In this example the bank module has been decomposed into 3 sub-modules

  1. bank.transaction
  2. bank.accounting
  3. bank.impl

This is very similar to the design implemented with partitions. However, while the end result may seem identical and one can still use the module in the same way, there are some notable differences.

Unlike partitions, sub-modules are not a C++ Modules feature. They are merely a convention for code organization. A mod.submod module is not a special entity but just a standard C++ named module. The dotted notation does not enforce any sort of hierarchical relationship. This is unlike other languages such as Python and Java where the dotted notation is part of the syntax and has a direct relationship with the files organization in the system .

In the above example, bank.transaction is an ordinary C++ named module which could have been named in any other way (e.g. bank_transaction). And so are the bank.accounting and bank.impl sub-modules. There are 4 distinct modules in total: the 3 mentioned above and the “root” bank, which is yet another individual module.

These 4 modules are independent and isolated and cannot share any declaration outside of what is being exported in their respective interfaces. They can be individually imported and used, including the bank.impl, like in the following code

import bank.transaction;

int main() {
    atm money{};
    money.deposit(1, 100);
}

Importing the implementation details is also possible as they are now in a standard module unit that can be imported by client code

import bank.impl;

int main() {
    account acc{};
    acc.transact(100);
}

This is a key difference with the implementation using partitions. Partitions represent internal implementation details that outside client code is not aware about and cannot directly reach. Sub-modules are simply a conventional and convenient way to group together related modules. Partitions and sub-modules should not be considered interchangeable but complimentary.

5. Conclusions

The first impression with the current state of the art is that you are not dealing with a built-in language feature but with the inclusion of an external library. There is still too much “integration concern” and complexity from implementations being leaked into the developer’s space, which shows with the amount of guesswork and hacking to be done in order to use them even with the toy examples presented here. And all this does not encourage their adoption for sure.
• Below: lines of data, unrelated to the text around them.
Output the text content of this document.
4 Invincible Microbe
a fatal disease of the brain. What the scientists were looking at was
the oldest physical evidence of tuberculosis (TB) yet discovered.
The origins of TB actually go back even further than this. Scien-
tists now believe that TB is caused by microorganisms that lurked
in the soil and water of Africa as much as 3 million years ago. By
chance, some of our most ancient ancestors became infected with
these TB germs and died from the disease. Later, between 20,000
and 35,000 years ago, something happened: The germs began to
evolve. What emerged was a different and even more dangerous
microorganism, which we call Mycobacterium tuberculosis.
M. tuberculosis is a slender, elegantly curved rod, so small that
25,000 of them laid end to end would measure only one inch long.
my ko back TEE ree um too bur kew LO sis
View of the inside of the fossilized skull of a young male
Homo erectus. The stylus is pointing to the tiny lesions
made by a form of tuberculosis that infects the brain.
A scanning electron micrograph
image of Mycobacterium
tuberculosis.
Some issues, especially the dependency one, must be addressed to make them transparent to developers.

On the other hand, given its complexity and some questionable design decisions, it’s easy to imagine the difficulties for compiler and tooling vendors in implementing this feature and make it work as seamlessly as possible, especially in a backwards-compatible manner, with other established functionality. Even though the major modern compilers have considerable amount of support (MSVC being the most complete as it seems), this is still labeled as “experimental” in many cases, and indeed it doesn’t feel really stable as yet. Personally, I wouldn’t rush to use C++ modules in any production system for the time being.